Understanding the Use of PINx (and Avoiding Traps)

[JonnyMac]

In the top of many programs you will find symbols defined like this:

SYMBOL  Sio             = 7                     ' SETUP = UP; no ULN
SYMBOL  Trigger         = PIN6                  ' SETUP = DN

Most beginners wonder, "Why does Trigger use 'PIN' and Sio doesn't?"  It has to do with syntax.  In the above definitions, Sio is called a constant as it has a fixed value of 7.  We define pins this way when the are in one position and do not change, and for programming constructs that require a specific value (e.g., pin # for SEROUT and SERIN).

Trigger is actually defined as a bit variable; a variable is a value that can change.  With the above definition we will read the input level (0 or 1) of the trigger pin (P6) for use in a program.  For example, this code is used to 'debounce' a trigger input; debouncing is used to prevent false triggers.

Main:
  timer = 0                                     ' reset debounce timer

Check_Trigger:
  PAUSE 5                                       ' scan delay
  IF Trigger = TrOff THEN Main                  ' check trigger input
    timer = timer + 5                           ' update timer
  IF timer < 100 THEN Check_Trigger             ' check timer

In this use the Prop-1 will look at the value of (input) pin P6 and compare it with a constant value called TrOff.  If those two values match the program jumps to the label, Main.

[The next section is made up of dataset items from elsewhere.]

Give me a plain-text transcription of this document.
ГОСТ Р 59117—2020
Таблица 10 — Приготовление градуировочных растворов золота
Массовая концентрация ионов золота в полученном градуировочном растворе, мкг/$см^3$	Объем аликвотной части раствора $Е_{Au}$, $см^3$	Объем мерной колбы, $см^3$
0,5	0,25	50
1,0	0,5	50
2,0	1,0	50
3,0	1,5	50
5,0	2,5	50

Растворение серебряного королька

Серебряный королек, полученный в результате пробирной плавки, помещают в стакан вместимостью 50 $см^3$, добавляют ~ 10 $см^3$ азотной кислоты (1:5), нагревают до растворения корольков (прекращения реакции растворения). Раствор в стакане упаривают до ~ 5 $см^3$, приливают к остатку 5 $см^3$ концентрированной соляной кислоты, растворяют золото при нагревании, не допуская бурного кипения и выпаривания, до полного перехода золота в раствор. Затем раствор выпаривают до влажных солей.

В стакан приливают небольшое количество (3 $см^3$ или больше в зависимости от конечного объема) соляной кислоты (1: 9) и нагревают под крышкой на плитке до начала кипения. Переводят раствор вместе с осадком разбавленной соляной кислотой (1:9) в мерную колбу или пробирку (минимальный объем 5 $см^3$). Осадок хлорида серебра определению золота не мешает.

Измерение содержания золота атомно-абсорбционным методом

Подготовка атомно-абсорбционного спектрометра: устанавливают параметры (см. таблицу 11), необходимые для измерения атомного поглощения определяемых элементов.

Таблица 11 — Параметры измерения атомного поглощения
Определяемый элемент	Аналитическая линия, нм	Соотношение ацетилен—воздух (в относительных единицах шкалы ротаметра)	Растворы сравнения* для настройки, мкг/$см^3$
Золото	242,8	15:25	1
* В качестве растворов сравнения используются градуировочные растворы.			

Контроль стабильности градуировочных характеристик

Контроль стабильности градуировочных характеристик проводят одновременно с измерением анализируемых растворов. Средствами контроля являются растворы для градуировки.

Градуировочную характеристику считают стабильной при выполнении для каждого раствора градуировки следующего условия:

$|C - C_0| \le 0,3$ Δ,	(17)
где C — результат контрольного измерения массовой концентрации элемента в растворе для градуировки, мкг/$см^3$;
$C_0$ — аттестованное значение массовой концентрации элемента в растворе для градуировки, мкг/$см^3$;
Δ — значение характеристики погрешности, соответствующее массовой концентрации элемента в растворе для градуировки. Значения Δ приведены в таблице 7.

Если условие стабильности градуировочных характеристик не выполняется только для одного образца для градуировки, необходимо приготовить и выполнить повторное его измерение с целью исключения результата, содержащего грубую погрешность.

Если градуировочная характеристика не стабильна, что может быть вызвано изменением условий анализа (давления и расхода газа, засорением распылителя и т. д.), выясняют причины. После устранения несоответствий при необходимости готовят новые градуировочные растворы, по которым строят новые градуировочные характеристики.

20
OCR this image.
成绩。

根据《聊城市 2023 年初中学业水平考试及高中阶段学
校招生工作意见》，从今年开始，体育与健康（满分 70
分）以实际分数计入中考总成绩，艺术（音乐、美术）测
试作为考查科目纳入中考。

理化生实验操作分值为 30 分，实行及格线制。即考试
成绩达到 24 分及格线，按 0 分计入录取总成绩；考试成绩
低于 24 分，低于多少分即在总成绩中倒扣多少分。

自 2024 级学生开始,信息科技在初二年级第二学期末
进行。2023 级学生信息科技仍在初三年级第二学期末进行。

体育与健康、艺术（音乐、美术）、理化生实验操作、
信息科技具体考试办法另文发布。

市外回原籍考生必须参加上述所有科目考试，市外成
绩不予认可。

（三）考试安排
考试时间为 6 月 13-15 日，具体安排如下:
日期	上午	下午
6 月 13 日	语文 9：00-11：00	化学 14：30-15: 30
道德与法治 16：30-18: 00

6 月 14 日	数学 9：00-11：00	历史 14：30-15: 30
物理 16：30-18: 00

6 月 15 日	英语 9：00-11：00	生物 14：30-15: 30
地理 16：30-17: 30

As with all variables, PINx variables can be read (as we just explored) or written to.  We can also assign PINx variables for outputs, like this:

SYMBOL  Valve           = PIN0

With this definition -- and making the IO pin an output using the DIRS register -- we can write code like this:

  Valve = IsOff

A useful trick with PINx outputs is that one part of our program can set the state of an output pin (like we just did) and another part of the program can read it back.  For example, give the above definitions, we can check to see if the valve is currently turned on or off:

  IF Valve = IsOn THEN Reset

PINx TRAP

And here's an explanation to a trap many Prop-1 programmers -- especially those coming from the Prop-2 -- fall into.  In the above line the program reads the state of the valve pin and then uses it in the comparison (again, it is perfectly legal to read the state of output pins).  When reading a PINx variable we we only ever get 0 or 1. 

A common definition error is this:

SYMBOL  Sio             = PIN7                  ' dangerous definition!!!

Which looks fine; it's actually a valid statement but it doesn't work as intended in a line like this:

SEROUT Sio, OT2400, ("!RC4", %00, "X")

Here's what happens inside the controller when that SEROUT is run, given the definition just above: Sio is defined as a pin variable so the program reads the state of that pin and then uses that value for the transmit pin in the SEROUT statement.  In EFX-TEK projects we use the P7 SETUP jumper in the UP position so this will cause the P7 input value to be "1." The SEROUT, then, is transmitted on P1 instead of P7.

Any person that has programmed a Prop-1 has stumbled into this pothole; now that you understand it, the pothole will be easier to spot and avoid.